Пушкин выпивает и враз хмелеет.

— Меняться захотел! Ха-ха! Нашел дурака! — заплетающимся языком говорит он Генке. — Думаешь, не понимаю, почему ты меняться захотел? По-онимаю. Ты меня обдурить решил. Не будет завтра борща. Или тебя не будет. Или меня. Вот.

— Идиот, — резко отвечает ему Генка и, доев кашу, идет спать.

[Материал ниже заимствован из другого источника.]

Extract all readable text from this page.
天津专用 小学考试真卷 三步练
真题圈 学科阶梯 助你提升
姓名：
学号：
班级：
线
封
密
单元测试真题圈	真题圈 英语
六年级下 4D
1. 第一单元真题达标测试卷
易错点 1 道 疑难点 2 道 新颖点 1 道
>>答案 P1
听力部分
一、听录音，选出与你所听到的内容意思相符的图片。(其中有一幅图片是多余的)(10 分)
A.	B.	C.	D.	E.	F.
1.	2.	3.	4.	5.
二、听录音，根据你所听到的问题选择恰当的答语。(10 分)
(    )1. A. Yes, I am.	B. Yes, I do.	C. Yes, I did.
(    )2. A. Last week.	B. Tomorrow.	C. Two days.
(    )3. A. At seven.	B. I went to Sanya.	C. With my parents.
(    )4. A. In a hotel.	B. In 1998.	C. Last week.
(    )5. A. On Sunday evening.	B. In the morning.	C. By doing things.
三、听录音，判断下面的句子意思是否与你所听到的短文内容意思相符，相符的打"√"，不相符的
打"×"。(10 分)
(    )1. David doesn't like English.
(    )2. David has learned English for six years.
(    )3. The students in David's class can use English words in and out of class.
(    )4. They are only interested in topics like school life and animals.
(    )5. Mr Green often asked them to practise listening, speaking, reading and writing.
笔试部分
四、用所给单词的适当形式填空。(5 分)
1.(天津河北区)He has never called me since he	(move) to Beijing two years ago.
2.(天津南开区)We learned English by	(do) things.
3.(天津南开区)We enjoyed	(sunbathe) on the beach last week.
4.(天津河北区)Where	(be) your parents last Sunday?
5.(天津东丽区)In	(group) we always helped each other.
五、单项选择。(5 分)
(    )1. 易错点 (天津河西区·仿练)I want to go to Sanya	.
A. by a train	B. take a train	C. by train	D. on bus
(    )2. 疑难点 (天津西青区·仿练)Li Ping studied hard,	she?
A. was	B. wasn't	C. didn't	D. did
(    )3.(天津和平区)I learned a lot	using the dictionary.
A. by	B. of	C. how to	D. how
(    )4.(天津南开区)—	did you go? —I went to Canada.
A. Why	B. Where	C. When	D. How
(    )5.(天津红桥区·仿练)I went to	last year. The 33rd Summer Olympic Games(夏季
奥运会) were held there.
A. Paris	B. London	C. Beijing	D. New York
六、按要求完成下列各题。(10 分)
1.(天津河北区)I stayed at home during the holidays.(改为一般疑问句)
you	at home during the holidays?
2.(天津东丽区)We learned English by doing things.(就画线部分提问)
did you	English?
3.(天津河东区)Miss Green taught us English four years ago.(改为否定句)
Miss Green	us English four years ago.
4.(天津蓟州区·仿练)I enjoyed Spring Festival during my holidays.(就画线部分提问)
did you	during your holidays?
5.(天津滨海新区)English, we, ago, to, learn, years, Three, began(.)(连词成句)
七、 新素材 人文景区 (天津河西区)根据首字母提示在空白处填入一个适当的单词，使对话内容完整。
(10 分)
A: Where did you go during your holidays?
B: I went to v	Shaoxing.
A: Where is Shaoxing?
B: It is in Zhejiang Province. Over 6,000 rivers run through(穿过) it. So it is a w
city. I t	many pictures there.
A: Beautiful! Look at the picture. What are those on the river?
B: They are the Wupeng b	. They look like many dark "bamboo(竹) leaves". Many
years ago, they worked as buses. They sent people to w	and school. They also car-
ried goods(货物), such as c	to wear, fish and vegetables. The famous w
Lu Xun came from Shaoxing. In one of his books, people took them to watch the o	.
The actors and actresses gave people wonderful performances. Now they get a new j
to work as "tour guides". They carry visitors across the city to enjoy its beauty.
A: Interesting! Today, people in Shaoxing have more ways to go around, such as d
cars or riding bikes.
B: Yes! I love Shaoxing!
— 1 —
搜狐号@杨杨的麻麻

Я тоже ухожу спать в свой окоп. Григорьич с Токеном сидят на поваленном дереве, курят, разговаривают вполголоса. Различаю часто упоминаемое «Миус», «на Миусе» «под Миусом»… Да, им есть о чем поговорить, что вспомнить. А моя фронтовая биография начнется только завтра через несколько часов. А может, не успев начаться, тут же и кончится. Как сказал Вася Пушкин: «или тебя не будет, или меня». Правильно обозвал его Генка. Об этом и думать нельзя, не то что говорить вслух. Конечно, все может случиться. Не на учениях в запасном полку. Вон Юрка Кононов и выстрелить по врагу не успел. Что чувствует человек, когда умирает? Может, просто: р-раз и нету. Ничего нет: ни земли, ни неба, ни людей, ни войны… Ничего!..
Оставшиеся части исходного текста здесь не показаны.